Holyday was painted in the back garden of Tissot's London home, near the Lord's Cricket Ground. Autumn is coming, the leaves of the large chestnut tree are changing color, but the rest of the vegetation is still green and luxurious. The low sun shines a bright afternoon light on the scene. On the right is the painter's wife, Kathleen Newton, who appears to avert her eyes from the scene. The men in the painting belong to the well-known I Zingari cricket club, judging by their yellow, red and black hats. The women are overdressed, one of Tissot's idiosyncrasies. The atmosphere is sensual and relaxed and demonstrates a British sense of superiority.
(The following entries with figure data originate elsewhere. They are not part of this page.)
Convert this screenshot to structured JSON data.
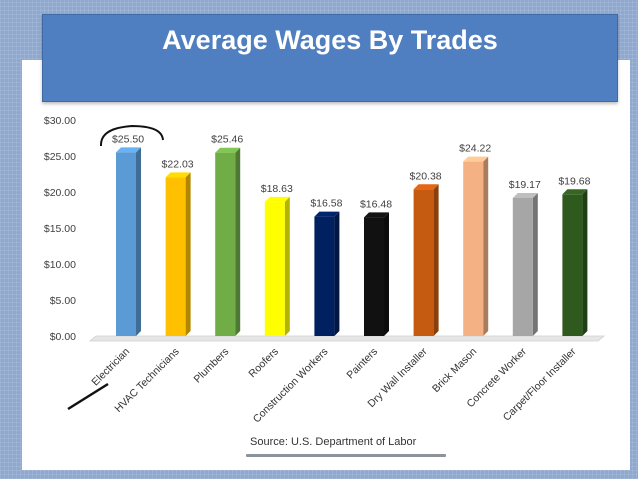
{
  "title": "Average Wages By Trades",
  "source": "Source: U.S. Department of Labor",
  "colors": {
    "background": "#8fa8cf",
    "title_bar": "#4f7fc0",
    "bars": [
      "#5b9bd5",
      "#ffc000",
      "#70ad47",
      "#ffff00",
      "#002060",
      "#111111",
      "#c55a11",
      "#f4b183",
      "#a6a6a6",
      "#2e5a1e"
    ]
  },
  "chart_data": {
    "type": "bar",
    "categories": [
      "Electrician",
      "HVAC Technicians",
      "Plumbers",
      "Roofers",
      "Construction Workers",
      "Painters",
      "Dry Wall Installer",
      "Brick Mason",
      "Concrete Worker",
      "Carpet/Floor Installer"
    ],
    "values": [
      25.5,
      22.03,
      25.46,
      18.63,
      16.58,
      16.48,
      20.38,
      24.22,
      19.17,
      19.68
    ],
    "value_labels": [
      "$25.50",
      "$22.03",
      "$25.46",
      "$18.63",
      "$16.58",
      "$16.48",
      "$20.38",
      "$24.22",
      "$19.17",
      "$19.68"
    ],
    "y_ticks": [
      "$0.00",
      "$5.00",
      "$10.00",
      "$15.00",
      "$20.00",
      "$25.00",
      "$30.00"
    ],
    "ylim": [
      0,
      30
    ],
    "grid": false,
    "legend": "none"
  }
}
Stylistically, Holyday is striking because of its crystal-clear representation. The work is hyperrealistic and greatly detailed, with sparkling colors. The focus on daily scenes comes from Impressionism, which was en vogue in the Paris of those days. The influence of Manet can be recognized, also in the choice of subject, reminiscent of his Le déjeuner sur l'herbe (The Luncheon on the Grass). However, Holyday does not provoke but is suffused with a British conservatism.
Tissot's Holyday was shown in 1877 in London's Grosvenor Gallery as a pendant for A Convalescent, which was also painted by Tissot in his yard. He made studies for both paintings in a single sketchbook. He probably intended the two to be a diptych, though they were quickly separated when sold and never exhibited together afterward. A Convalescent is in the Manchester Art Gallery; Holyday was acquired by the Tate Gallery in 1928.